Reverend Abbott was one of Wingate’s old university drinking cronies. Until recently he had been in exile in the frozen wastelands of the north of England. With a dramatic flourish worth of Liberace, he began his graveside eulogy, his long hair flowing in the wind
‘There comes a time in every young man’s life,’ he said, his long arms stretched wide, ‘when he knows that he will never be The Fonz. Shortly after that realisation it becomes clear that he won’t even be Richie Cunningham. And so, then, he has to make a choice. Will he be Ralph Malph or Potsie Weber? But there are some men…’
Peaslee groaned. He really had no idea what the fool was babbling on about. He noticed the blonde step from beneath the tree, put up a black umbrella and walk off toward the cemetery’s wrought iron gates. He wished he was going with her. Wished for so many things. He sighed as he painted his fake look of sympathy back on, felt his rheumatism bite and thought about all the free booze at the wake.
***
An autumn storm ripped the sky open and Peaslee was glad to be indoors. He was down to his last bottle of gin and had a couple of days to go before pension day so he drank slowly and started to nod off when the doorbell rang. It was almost midnight and the television was showing the American programme about the serial killer.
He sleepily went to the door of his flat, peered through the spyhole and saw a tall blonde dressed in black carrying a doctor’s bag. His heart almost burst free of his ribcage and he froze for a moment until a banging on the door broke him out of his trance. He clumsily opened the door.
‘I’m friggin cream crackered,’ said Brandy Alexander, in a husky, ragged Liverpool accent. ‘Have you got a can of beer?
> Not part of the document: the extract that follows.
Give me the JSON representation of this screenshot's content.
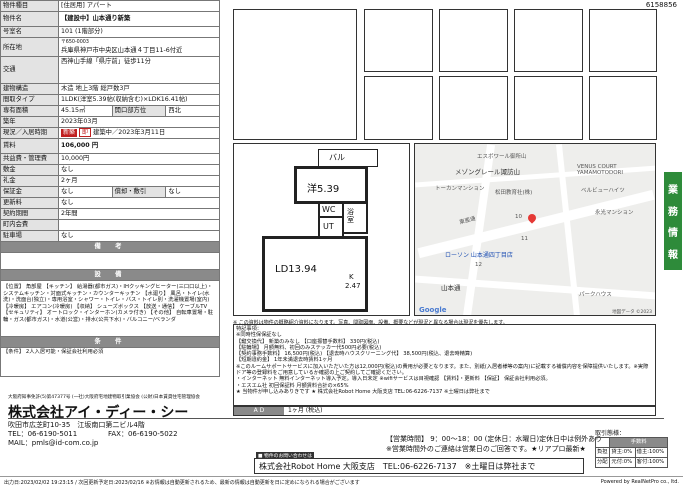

I’ve got a throat like a nun’s knickers.’
She put the doctor’s bag onto a lime green sofa that was still in its plastic covering and pulled off her blonde wig, throwing it onto the sofa. She scratched her bald, tattooed head.
Peaslee went into the kitchen and took his last can of Carling from his smelly refrigerator. He went back to the living room and handed Brandy the beer and a chipped Justin Bieber mug. Brandy took the can from him, opened it and gulped down the beer.
‘Very … lived in,’ said Brandy, looking around the flat and clearly not impressed.
Brandy crushed the beer can and threw it into a waste paper bin that was overflowing with Lotto tickets.
‘Not had much luck there, then, Mr P?’
‘Not a lot …’
‘Let’s get down to business then, eh?’
‘Indeed,’ said Peaslee.
He took out his wallet. Picked out his last few notes and handed them to Brandy.
‘Shall we get at it then,’ said Brandy.
Peaslee nodded and rose painfully as they headed into the bedroom. Brandy followed behind him carrying the doctor’s bag.
‘Time for you to take your medicine Mr P,’ said Brandy.
She opened the doctor’s bag as Peaslee unsteadily took down his trousers and sat on the edge of the bed. Brandy filled the syringe and knelt between Peaslee’s legs.
‘Ciao dahling!’ muttered Peaslee as he looked through the smudged bedroom window at the twinkling stars and streetlamps outside.